Robust Inverse Graphics via Probabilistic Inference
This addresses the challenge of robust 3D reconstruction from corrupted images for computer vision applications, representing an incremental advance by applying Bayesian inference to a known bottleneck.
The paper tackles the problem of inferring 3D scenes from single images corrupted by rain, snow, or fog, proposing a Bayesian method called robust inverse graphics (RIG) that uses a strong scene prior and uniform corruption prior to outperform existing depth estimators and NeRF approaches, with results validated across multiple scene prior architectures.

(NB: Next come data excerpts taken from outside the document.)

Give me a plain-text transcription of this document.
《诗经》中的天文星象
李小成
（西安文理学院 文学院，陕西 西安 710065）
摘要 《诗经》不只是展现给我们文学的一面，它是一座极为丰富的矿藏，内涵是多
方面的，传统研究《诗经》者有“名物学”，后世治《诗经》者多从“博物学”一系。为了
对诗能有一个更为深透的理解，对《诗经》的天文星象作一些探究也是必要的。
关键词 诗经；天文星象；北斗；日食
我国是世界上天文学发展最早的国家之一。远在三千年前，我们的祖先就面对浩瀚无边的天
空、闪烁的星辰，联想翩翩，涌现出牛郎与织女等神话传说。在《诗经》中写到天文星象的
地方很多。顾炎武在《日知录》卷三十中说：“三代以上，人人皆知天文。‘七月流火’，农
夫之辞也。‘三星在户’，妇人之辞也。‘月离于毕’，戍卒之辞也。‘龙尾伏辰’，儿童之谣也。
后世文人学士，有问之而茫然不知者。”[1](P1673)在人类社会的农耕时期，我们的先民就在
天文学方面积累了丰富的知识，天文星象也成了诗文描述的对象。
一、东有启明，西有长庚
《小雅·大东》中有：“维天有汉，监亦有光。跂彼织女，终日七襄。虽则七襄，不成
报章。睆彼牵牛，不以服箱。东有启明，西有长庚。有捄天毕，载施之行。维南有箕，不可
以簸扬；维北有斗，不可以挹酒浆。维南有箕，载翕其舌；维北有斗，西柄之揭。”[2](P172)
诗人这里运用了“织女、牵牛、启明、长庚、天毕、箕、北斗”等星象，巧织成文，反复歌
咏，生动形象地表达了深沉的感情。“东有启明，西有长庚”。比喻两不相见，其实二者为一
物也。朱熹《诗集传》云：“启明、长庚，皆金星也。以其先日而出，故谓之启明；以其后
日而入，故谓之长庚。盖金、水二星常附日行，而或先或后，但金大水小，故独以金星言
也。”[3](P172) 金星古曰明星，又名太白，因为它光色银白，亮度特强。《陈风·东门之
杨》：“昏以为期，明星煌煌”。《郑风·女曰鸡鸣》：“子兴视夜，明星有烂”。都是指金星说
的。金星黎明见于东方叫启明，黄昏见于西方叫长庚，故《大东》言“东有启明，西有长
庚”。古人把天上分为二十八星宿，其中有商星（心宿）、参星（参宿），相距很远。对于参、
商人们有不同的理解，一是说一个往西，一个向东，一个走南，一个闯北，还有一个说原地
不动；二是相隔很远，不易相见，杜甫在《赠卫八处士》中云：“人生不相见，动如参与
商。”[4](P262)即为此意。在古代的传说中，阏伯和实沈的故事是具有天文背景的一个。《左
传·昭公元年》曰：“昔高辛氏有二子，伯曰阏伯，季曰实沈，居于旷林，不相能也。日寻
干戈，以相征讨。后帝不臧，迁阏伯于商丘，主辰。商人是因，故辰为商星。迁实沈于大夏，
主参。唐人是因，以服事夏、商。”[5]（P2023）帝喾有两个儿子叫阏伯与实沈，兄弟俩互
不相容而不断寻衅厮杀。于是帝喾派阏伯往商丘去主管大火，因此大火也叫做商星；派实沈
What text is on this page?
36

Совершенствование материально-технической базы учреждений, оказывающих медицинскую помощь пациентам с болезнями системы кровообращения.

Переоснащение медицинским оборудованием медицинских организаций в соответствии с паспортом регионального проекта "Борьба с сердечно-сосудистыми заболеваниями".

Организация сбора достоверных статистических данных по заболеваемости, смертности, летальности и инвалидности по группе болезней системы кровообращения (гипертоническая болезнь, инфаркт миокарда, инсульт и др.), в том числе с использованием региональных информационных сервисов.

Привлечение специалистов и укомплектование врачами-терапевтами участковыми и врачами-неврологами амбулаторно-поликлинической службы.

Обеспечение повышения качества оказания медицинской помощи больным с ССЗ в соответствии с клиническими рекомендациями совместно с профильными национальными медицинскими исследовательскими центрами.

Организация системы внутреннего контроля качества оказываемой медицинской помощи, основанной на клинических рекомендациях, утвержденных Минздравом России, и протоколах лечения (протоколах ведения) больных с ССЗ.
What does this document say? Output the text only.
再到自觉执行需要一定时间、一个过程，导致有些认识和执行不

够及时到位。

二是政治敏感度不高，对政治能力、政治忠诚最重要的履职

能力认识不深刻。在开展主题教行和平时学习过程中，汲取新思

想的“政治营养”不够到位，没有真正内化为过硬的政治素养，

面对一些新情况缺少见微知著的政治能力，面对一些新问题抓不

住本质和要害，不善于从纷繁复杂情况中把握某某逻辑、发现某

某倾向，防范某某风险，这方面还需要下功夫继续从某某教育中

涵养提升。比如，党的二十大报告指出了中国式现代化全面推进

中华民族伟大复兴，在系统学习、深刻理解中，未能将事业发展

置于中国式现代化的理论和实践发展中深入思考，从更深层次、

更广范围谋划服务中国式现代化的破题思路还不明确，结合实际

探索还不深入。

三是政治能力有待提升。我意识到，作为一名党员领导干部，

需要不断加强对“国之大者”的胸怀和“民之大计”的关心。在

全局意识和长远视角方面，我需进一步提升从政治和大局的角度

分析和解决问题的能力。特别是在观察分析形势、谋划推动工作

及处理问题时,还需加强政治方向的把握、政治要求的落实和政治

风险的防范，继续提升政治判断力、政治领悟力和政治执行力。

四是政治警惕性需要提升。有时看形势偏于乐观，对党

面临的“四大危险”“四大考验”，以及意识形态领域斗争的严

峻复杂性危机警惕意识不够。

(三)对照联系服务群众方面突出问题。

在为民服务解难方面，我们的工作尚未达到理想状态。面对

How do we infer a 3D scene from a single image in the presence of corruptions like rain, snow or fog? Straightforward domain randomization relies on knowing the family of corruptions ahead of time. Here, we propose a Bayesian approach-dubbed robust inverse graphics (RIG)-that relies on a strong scene prior and an uninformative uniform corruption prior, making it applicable to a wide range of corruptions. Given a single image, RIG performs posterior inference jointly over the scene and the corruption. We demonstrate this idea by training a neural radiance field (NeRF) scene prior and using a secondary NeRF to represent the corruptions over which we place an uninformative prior. RIG, trained only on clean data, outperforms depth estimators and alternative NeRF approaches that perform point estimation instead of full inference. The results hold for a number of scene prior architectures based on normalizing flows and diffusion models. For the latter, we develop reconstruction-guidance with auxiliary latents (ReGAL)-a diffusion conditioning algorithm that is applicable in the presence of auxiliary latent variables such as the corruption. RIG demonstrates how scene priors can be used beyond generation tasks.